In a more game integrated sense we have No Man’s Sky, with procedurally generated planets. Upon launch it made news of how it failed to meet the quality expectations of PCG due to the behemoth of a project it is, yet over time they’ve released free updates to ascend it to a quality product (with years worth of updates mind) which makes their core product pillar sing. Yes, it’s expensive to incorporate PCG into a 3D game as it becomes the backbone of the project, and arguably takes a lot longer for it to have an accepted quality bar over a 2D product with similar intent. This is why we see PCG being used partially in 3D in a lighter sense for tasks such as tooling light posts and telegraph poles along splines in open world editors in Far Cry. Whilst that initial spline still has to be drawn in engine by a user, it’s in the same realm on PCG tooling, as the tool needs to consider trees, vegetation biomes, roads and pathways when being drawn. Ultimately, isn’t a PCG planet generator just another tool?

Input Models

Without going the PCG rabbit hole of procedural modelling and texturing, let’s focus the use case on gameplay, such as how the Borderlands series uses PCG to generate near countless weapon combinations. They have 9 class defining manufacturers, layered with modifiers of different scales influenced to the player level, rarity, environment area and so forth. Factors determine the probability that they’ll receive a weapon of what parameters with the core data (or weapon makeup) being stored in a database. Spreadsheets are a logical common solution for databases, and easily edited by multiple developers using a cloud based provider (cough Gsheets). Their downside is that all data has to be injected, and it makes referencing in engine content, sometimes trickier than it may need to be than if it was done for a non PCG game.

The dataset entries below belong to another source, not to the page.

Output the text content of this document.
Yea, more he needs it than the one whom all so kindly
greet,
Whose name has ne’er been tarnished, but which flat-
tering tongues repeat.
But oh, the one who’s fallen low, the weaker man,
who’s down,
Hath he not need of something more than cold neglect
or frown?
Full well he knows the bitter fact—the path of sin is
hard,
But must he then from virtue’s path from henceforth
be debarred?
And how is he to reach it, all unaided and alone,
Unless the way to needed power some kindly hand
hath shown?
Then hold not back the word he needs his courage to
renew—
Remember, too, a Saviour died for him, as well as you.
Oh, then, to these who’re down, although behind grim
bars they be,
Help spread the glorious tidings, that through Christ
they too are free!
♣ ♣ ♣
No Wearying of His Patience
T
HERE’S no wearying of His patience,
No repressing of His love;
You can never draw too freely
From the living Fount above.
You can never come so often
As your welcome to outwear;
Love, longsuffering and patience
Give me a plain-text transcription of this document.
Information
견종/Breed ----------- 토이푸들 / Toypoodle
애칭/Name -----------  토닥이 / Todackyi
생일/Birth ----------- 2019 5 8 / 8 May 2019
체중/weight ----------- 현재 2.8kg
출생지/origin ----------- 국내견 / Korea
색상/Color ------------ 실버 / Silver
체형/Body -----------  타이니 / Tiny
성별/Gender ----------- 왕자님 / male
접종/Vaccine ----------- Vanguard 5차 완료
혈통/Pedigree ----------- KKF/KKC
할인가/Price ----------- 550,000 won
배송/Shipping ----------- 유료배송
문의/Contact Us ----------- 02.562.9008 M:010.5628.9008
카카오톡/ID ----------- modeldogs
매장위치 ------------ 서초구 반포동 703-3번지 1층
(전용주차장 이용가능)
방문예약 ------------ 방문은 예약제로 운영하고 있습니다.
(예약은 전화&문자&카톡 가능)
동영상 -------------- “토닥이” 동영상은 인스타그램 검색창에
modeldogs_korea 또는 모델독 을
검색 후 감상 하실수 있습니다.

However, whilst databases paired with in game probability logic sounds like the dynamic duo for an input model, there are different methods of PCG which can be approached for level design. With dynamically changing dungeons via level designers, an in engine implementation may be required. One where a team can collaborate and produce levels without external tools or data. Throughout this series I’ll sharing my journey of procedural 3D dungeon design, focused around this idea.

Is PCG Right For Your Game?

Is your design data driven? Can you call upon a vast array of variables which will make gameplay last longer and add value? This isn’t an idea you can crowbar in like a plugin, it’s a design philosophy which if done wrongly will be a time sink and cause you to not release a product at all. If the quality suffers too much, or you’re doing something narrative driven, look at how PCG tooling can assist the process instead and not define your core loop.